The agent's sequence — check status, then notice it should also check for a double-refund, then act — was not in anyone's code. That is the capability you are paying for, and the property that makes agents harder to test: the workflow does the same thing on every input by construction; the agent's path is input-dependent and partly unpredictable.

STEP 3

What each one costs you (in the columns that aren't price).

The interesting cost of moving up this ladder is not tokens — it is testability, predictability, and debuggability. Internalize this table; it is the entire argument for "use the simplest thing that works."

  • Predictability. Pipeline: total — same steps every time. Workflow: high — finite, enumerable branches you can list. Agent: low — the path depends on observations, and observations depend on the environment, which changes.
  • Testability. Pipeline/workflow: you can write a test per branch and get coverage. Agent: there is no finite set of paths to enumerate; you test with evaluation suites over many scenarios and accept a success rate, not a guarantee.
  • Debuggability. Workflow failure: a known branch did the wrong thing — you find it and fix the code. Agent failure: the model made a judgment you disagree with on turn 7 of a 12-turn trace — you debug a behavior, not a line.
  • Failure mode. Pipeline fails predictably and loudly (a step throws). Agent fails plausibly and quietly (it does something reasonable-looking that's wrong, and continues). Quiet wrong is far more expensive than loud wrong.
  • Cost variance. A pipeline costs the same every run. An agent's cost is unbounded by construction unless you bound it — same input can take 2 turns or 20. (This is why the agent-loop entry hammered on step budgets.)

The pattern to internalize: agents trade predictability for adaptability. You get a system that handles cases nobody anticipated — and you give up the ability to know in advance exactly what it will do. That trade is excellent for genuinely open-ended tasks and a terrible deal for tasks a workflow handles fine. Most "agent" projects that fail in production were workflows that didn't need the adaptability and couldn't afford the unpredictability.

STEP 4

The decision guide: climb only when forced.

Default to the bottom of the ladder and only climb when the task forces you. Ask these in order; the first "yes" is your answer:

  • Can a fixed sequence of steps do it?Pipeline. "Transcribe the call, summarize it, file the summary." The order never needs to change. Don't add intelligence to step selection that isn't needed.
  • Are the decision points finite and known in advance?Workflow. "Route the ticket to billing, tech, or sales based on content." You can list every branch. A human-authored router around LLM steps is more reliable, cheaper, and more testable than an agent here.
  • Is the conversation the product, with the human steering each turn?Chatbot. A Q&A assistant, a writing partner. Adding autonomous tool use to something the user wants to drive turn-by-turn usually makes it worse, not better.
  • Does the task require deciding the sequence of actions at runtime, based on results you cannot enumerate in advance, in an environment that varies?Agent. Debugging an unfamiliar codebase, multi-step research where each finding determines the next query, operating a system whose state you don't control. Here the adaptability is the point and a workflow genuinely cannot express it.

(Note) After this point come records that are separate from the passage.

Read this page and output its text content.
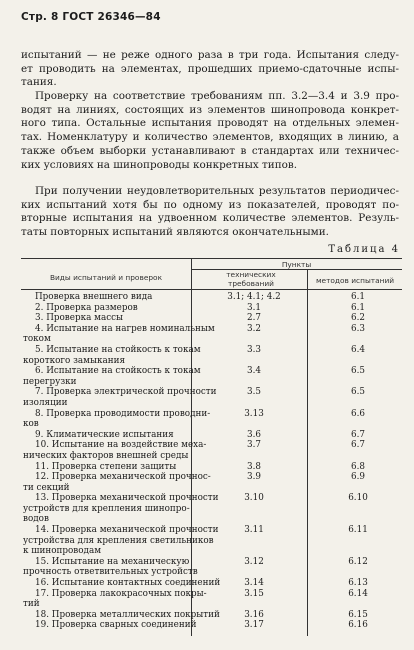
Стр. 8 ГОСТ 26346—84
испытаний — не реже одного раза в три года. Испытания следу-
ет проводить на элементах, прошедших приемо-сдаточные испы-
тания.
Проверку на соответствие требованиям пп. 3.2—3.4 и 3.9 про-
водят на линиях, состоящих из элементов шинопровода конкрет-
ного типа. Остальные испытания проводят на отдельных элемен-
тах. Номенклатуру и количество элементов, входящих в линию, а
также объем выборки устанавливают в стандартах или техничес-
ких условиях на шинопроводы конкретных типов.
При получении неудовлетворительных результатов периодичес-
ких испытаний хотя бы по одному из показателей, проводят по-
вторные испытания на удвоенном количестве элементов. Резуль-
таты повторных испытаний являются окончательными.
Таблица 4
Виды испытаний и проверок
Пункты
технических требований	методов испытаний
Проверка внешнего вида	3.1; 4.1; 4.2	6.1
2. Проверка размеров	3.1	6.1
3. Проверка массы	2.7	6.2
4. Испытание на нагрев номинальным
током
3.2	6.3
5. Испытание на стойкость к токам
короткого замыкания
3.3	6.4
6. Испытание на стойкость к токам
перегрузки
3.4	6.5
7. Проверка электрической прочности
изоляции
3.5	6.5
8. Проверка проводимости проводни-
ков
3.13	6.6
9. Климатические испытания	3.6	6.7
10. Испытание на воздействие меха-
нических факторов внешней среды
3.7	6.7
11. Проверка степени защиты	3.8	6.8
12. Проверка механической прочнос-
ти секций
3.9	6.9
13. Проверка механической прочности
устройств для крепления шинопро-
водов
3.10	6.10
14. Проверка механической прочности
устройства для крепления светильников
к шинопроводам
3.11	6.11
15. Испытание на механическую
прочность ответвительных устройств
3.12	6.12
16. Испытание контактных соединений	3.14	6.13
17. Проверка лакокрасочных покры-
тий
3.15	6.14
18. Проверка металлических покрытий	3.16	6.15
19. Проверка сварных соединений	3.17	6.16
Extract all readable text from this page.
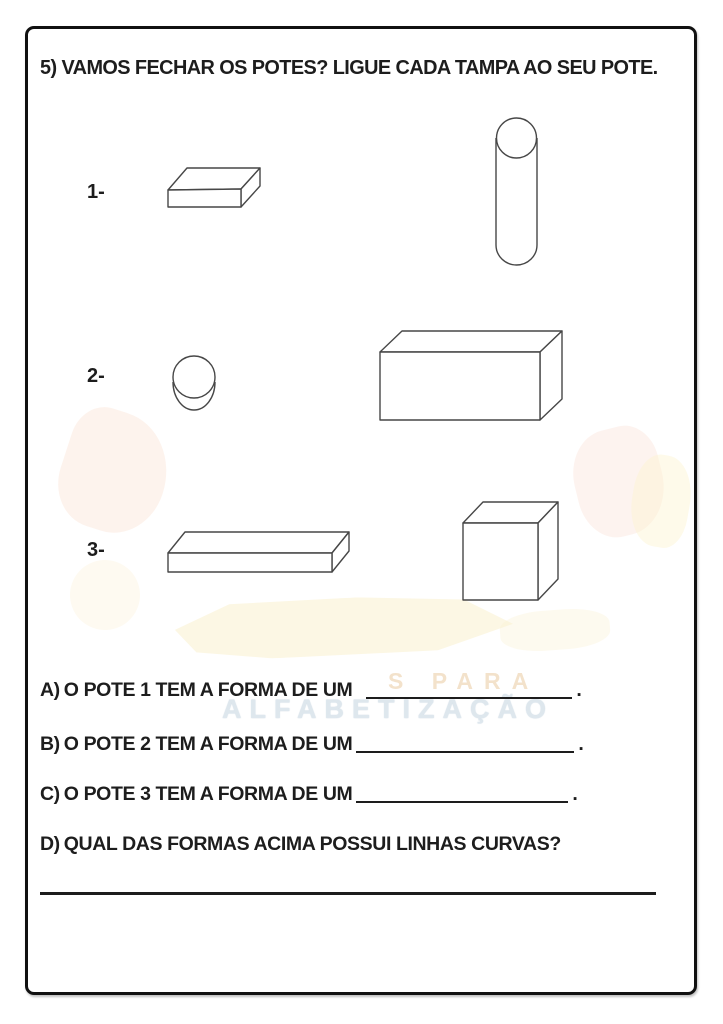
S PARA
ALFABETIZAÇÃO
5) VAMOS FECHAR OS POTES? LIGUE CADA TAMPA AO SEU POTE.
1-
2-
3-
A) O POTE 1 TEM A FORMA DE UM	.
B) O POTE 2 TEM A FORMA DE UM	.
C) O POTE 3 TEM A FORMA DE UM	.
D) QUAL DAS FORMAS ACIMA POSSUI LINHAS CURVAS?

The honest summary, and the through-line for the rest of this section: an agent is the most powerful and the most expensive option on every axis except raw capability ceiling — predictability, testability, cost variance, blast radius. It is the right tool when the task is genuinely open-ended, and an act of self-harm when a workflow would have done. The next entries — tools and environments, when to use an agent, the risks — assume you've made this choice deliberately, not by default or by hype.